A embaixadora dos EUA, Kelly Craft, disse à assembléia que os Estados Unidos, como todas as nações, podem escolher com quem negociar, para que “seja preocupante” que a comunidade internacional, em nome da proteção da soberania de Cuba, continue desafiando esse direito.

A embaixadora dos EUA, Kelly Craft, falou na Assembléia Geral das Nações Unidas durante uma votação que os EUA impuseram a Cuba em 7 de novembro de 2019. (Evan Schneider / ONU)

“Mas o que é ainda mais preocupante é que, todos os anos, esse órgão aceita a alegação de que o regime cubano não tem outra escolha senão abusar de seu próprio povo em resposta ao embargo”, disse ela.

Craft apontou a prisão do defensor cubano de direitos humanos Jose Ferrer e outros defensores no mês passado sobre o que ela chamou de acusações fabricadas.

Ela também citou restrições do governo aos médicos cubanos que trabalham no exterior que são “forçados a devolver todos os dólares, com exceção de alguns dólares, ao Partido Comunista”, o silenciamento de ativistas políticos, o controle estatal da mídia e a falta de livre escolha de emprego. .

Rodriguez, de Cuba, respondeu que “o governo dos Estados Unidos não tem a menor autoridade moral para criticar Cuba ou qualquer outro país no que diz respeito aos direitos humanos”.

Ele disse que Cuba chama os EUA de “bloqueio causou danos humanitários incalculáveis” e representa uma grande violação dos direitos humanos.

O ministro das Relações Exteriores de Cuba, Bruno Rodriguez, falando na Assembléia Geral das Nações Unidas durante uma votação que os EUA impuseram a Cuba em 7 de novembro de 2019. (Evan Schneider / ONU)

Rodriguez acusou os EUA de exercer “sua dominação imperialista”, aumentar sua presença militar na América Latina e usar “linguagem intervencionista e inaceitável” contra o governo do presidente venezuelano Nicolás Maduro.

“Nenhuma ameaça nem chantagem extrairá a menor concessão política de nós”, afirmou o ministro cubano. “Não desistiremos de nossa determinação de alcançar um relacionamento civilizado com o governo dos EUA com base no respeito mútuo.”

O ministro das Relações Exteriores da Venezuela, Jorge Arreaza, que falou antes da votação, disse que estava na hora de “acabar com essa loucura imperialista”.

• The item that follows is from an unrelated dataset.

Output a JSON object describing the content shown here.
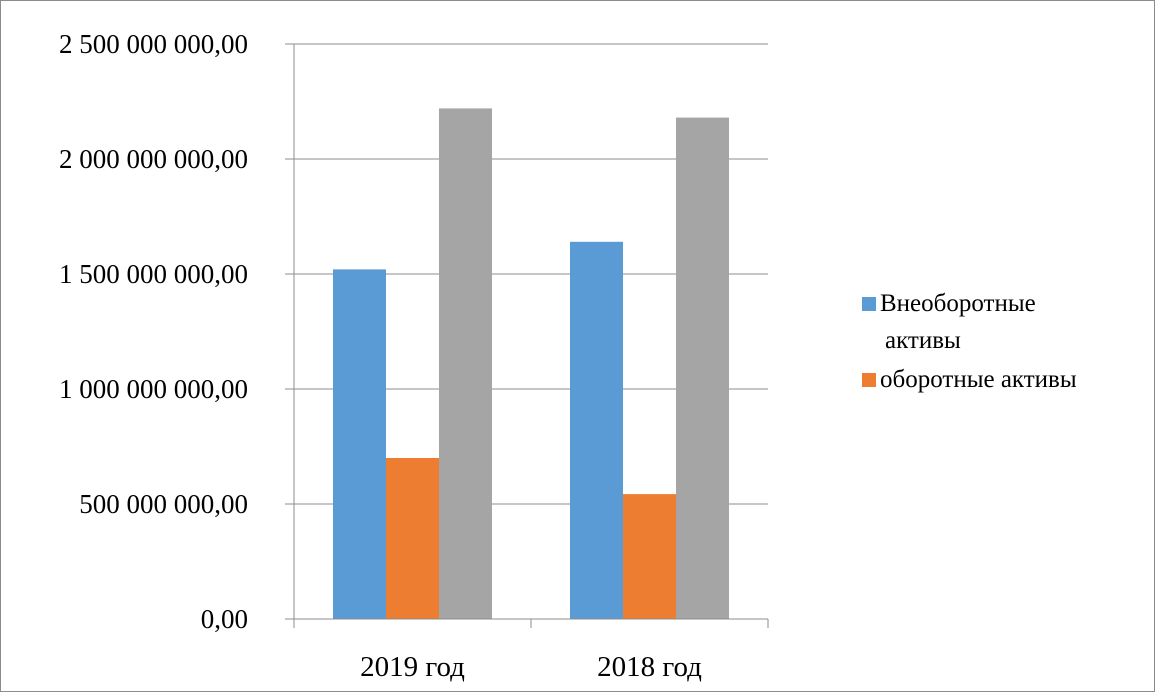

Craft, embaixador dos EUA, disse que Cuba está colaborando com o regime de Maduro na perpetração de uma crise econômica e humanitária na Venezuela que está contribuindo para a instabilidade regional.

O ex-presidente cubano Raul Castro e o então presidente Barack Obama restauraram oficialmente as relações em julho de 2016. Mas os funcionários do governo Trump criticaram fortemente o histórico de direitos humanos de Cuba.

Em 2017, os EUA voltaram a votar contra a resolução da Assembléia Geral patrocinada por Cuba sobre o fim do embargo dos EUA a Cuba depois que o governo Obama se absteve em 2016, o primeiro para os Estados Unidos em 25 anos. Em 2016, Israel também se absteve.

O embaixador palestino Riyad Mansour se dirige ao Conselho de Segurança das Nações Unidas, na sede da ONU, em 22 de janeiro de 2019. (AP / Richard Drew)

O embaixador palestino Riyad Mansour, falando em nome do Grupo dos 77, que representa 134 países em desenvolvimento, lembrou “os passos positivos” do governo Obama e lamentou os esforços do governo Trump para fortalecer o embargo contra Cuba.

Craft disse a repórteres após a votação que “a parte mais feia” do dia estava ouvindo diplomatas que vendiam “essa ficção de que o regime cubano é impotente” para ajudar seu povo.

“Os EUA não se responsabilizarão pelos abusos dos direitos humanos do regime cubano”, disse ela.